Por exemplo. Uma pessoa vive a vida inteira uma vida oca, frustrada. Desperdiça a vida, ocupando-a com insignificâncias que são exponenciadas a ponto de parecerem emergências. Por tanto se devotar a esses insanos labores, a pessoa espera reconhecimento. Como os outros acham absurda aquela devoção, não mostram o esperado reconhecimento. A pessoa sente-se, então, vítima de incompreensão, ainda mais frustrada. O tempo passa, a pessoa está na meia idade e praticamente não tem amigos, também se afastou da família. Nunca teve tempo para eles, a sua prioridade sempre foi outra. Entra em depressão -- que não reconhece pois acha que os problemas estão nos outros e não nela. E eu olho e fico com pena e admirada. Como é que pessoas assim não percebem que passa um ano e outro e outro e que, se olharem para trás, não verão nada, só vazio? Trabalham de manhã à noite e nada mais fazem na vida. No dia em que deixarem de trabalhar os outros respirarão de alívio porque uma pessoa assim é uma nuvem negra carregada de recriminações. E este é um caso real, igual a tantos assim.
E outro. Uma pessoa escreve maravilhosamente. É culta. Tem graça. É ágil. Está a milhas de muitos outros cujos nomes inundam livrarias em livros que valem zero ou assinam crónicas regiamente pagas e que valem menos que um chavo. E, no entanto, quando tinha tudo para produzir obra de qualidade em nome próprio, esgota a sua arte e perícia em vacuidades ou em trabalho anónimo. Os anos passam, porque sempre passam, e um dia será tarde para tentar repôr a justiça para com os dons que possui. Também é um caso real.
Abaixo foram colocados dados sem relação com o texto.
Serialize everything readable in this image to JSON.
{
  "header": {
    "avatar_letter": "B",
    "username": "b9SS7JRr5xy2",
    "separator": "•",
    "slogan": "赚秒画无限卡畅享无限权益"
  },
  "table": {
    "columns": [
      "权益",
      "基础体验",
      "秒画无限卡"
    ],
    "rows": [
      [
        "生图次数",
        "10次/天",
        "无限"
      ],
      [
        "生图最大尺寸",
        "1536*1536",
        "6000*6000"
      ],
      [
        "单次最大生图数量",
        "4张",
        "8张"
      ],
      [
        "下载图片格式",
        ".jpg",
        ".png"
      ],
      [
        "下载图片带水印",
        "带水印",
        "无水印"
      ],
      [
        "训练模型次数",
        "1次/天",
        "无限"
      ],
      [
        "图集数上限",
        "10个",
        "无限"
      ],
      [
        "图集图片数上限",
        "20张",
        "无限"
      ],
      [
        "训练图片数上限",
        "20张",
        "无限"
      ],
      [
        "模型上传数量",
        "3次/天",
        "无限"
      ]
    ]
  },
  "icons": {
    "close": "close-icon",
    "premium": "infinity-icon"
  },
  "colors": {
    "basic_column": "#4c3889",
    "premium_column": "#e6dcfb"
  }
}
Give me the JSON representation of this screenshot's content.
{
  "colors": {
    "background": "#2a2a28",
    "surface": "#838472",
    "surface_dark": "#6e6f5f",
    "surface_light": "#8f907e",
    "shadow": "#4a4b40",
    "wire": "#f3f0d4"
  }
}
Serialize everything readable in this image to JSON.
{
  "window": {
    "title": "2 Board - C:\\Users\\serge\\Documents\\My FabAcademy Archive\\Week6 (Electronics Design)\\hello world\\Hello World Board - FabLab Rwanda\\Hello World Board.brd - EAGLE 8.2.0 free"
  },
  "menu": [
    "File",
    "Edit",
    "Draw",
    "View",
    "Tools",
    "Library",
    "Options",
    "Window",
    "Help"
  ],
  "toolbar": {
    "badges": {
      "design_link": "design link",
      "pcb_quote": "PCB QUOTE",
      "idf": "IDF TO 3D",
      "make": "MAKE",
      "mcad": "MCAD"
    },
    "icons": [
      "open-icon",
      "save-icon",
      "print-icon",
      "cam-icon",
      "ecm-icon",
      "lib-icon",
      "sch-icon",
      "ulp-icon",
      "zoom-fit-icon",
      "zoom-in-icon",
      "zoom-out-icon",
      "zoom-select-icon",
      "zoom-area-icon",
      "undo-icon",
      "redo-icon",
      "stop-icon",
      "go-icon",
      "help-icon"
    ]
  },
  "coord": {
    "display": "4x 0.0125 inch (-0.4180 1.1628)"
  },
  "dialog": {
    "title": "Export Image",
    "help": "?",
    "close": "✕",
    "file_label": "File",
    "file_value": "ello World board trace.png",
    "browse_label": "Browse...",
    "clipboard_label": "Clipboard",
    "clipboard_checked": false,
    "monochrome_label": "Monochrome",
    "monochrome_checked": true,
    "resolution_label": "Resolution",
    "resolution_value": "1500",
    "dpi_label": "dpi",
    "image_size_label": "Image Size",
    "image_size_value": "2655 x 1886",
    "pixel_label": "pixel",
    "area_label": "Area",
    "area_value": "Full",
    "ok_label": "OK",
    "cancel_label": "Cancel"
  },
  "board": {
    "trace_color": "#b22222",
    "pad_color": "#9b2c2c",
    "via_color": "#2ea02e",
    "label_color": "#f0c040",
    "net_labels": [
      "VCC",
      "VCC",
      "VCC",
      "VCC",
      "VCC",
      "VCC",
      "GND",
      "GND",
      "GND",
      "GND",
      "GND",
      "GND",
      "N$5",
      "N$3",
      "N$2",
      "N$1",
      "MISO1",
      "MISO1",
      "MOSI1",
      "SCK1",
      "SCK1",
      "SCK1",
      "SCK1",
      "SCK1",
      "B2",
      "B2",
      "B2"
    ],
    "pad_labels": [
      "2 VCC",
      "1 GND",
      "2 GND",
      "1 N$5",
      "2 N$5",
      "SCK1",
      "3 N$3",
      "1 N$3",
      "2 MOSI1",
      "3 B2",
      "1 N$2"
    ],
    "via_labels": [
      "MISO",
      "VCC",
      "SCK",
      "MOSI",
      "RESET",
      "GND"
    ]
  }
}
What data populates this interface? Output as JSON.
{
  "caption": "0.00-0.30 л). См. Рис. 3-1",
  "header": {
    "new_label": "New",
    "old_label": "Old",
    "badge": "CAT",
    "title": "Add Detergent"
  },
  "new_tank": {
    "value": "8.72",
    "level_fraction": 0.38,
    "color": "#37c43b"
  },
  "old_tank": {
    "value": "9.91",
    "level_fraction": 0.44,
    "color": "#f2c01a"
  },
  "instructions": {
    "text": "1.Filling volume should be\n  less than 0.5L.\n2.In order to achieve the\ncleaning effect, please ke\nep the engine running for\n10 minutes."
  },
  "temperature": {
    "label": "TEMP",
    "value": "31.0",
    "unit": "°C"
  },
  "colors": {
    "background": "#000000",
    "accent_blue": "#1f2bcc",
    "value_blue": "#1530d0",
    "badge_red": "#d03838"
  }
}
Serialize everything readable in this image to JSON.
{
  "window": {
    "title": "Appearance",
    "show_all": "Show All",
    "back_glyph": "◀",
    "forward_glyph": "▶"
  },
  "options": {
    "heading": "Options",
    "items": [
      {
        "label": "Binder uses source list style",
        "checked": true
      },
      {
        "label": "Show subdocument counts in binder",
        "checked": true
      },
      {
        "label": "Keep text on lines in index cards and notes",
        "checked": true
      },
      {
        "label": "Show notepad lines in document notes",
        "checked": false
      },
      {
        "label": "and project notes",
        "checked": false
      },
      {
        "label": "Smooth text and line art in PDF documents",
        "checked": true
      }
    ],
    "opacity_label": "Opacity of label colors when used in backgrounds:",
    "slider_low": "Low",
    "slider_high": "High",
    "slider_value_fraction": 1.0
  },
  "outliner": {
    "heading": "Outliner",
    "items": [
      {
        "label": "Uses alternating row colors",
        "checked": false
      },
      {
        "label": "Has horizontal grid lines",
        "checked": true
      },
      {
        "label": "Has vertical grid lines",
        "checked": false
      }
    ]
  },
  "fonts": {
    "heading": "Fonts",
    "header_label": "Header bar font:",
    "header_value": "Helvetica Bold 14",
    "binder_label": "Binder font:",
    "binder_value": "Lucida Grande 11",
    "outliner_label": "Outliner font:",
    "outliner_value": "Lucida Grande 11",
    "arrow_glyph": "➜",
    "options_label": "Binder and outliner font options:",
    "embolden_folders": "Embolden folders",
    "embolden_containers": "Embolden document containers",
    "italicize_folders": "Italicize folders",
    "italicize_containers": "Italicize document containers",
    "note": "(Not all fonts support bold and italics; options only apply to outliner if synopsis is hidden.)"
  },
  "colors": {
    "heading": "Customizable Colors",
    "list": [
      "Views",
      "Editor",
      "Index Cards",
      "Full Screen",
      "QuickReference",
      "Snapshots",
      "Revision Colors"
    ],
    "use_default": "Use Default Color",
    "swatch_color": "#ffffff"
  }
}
Antes de sair, colega foi levar-me um dossier com candidaturas para eu, durante o fim de semana, dar uma vista de olhos a ver se algumas me interessam para se dar início ao processo de recrutamento. Muita gente, bons currículos. Há sempre, em mim, alguma angústia quando faço isto. Forçosamente ponho logo algumas de lado. Não é possível seguir com muita gente até escolher um, perder-se-ia muito tempo. No entanto, os CVs são muito parecidos. Procuro alguma coisa que revele alguma diferença, que chame a minha atenção. Mas não: formatos normalizados, informações sintetizadas, também praticamente normalizadas. A maior parte tem fotografia. Gosto quando estão a rir, gosto quando detecto descontracção ou simpatia. Fazem-me impressão os que se mostram completamente formais, circunspectos. No entanto, temo cometer injustiças. Já me parecem incompletos os que não têm fotografia. Procuro hobbies, actividades que não tenham a ver com a profissão. A maior parte omite isso.

Aparece-me um que parece muito bonito, atlético, brasileiro, CV bem estruturado. Quase me apetece pô-lo no topo da short list.

Aparece-me um que parece muito bonito, atlético, brasileiro, CV bem estruturado. Quase me apetece pô-lo no topo da short list.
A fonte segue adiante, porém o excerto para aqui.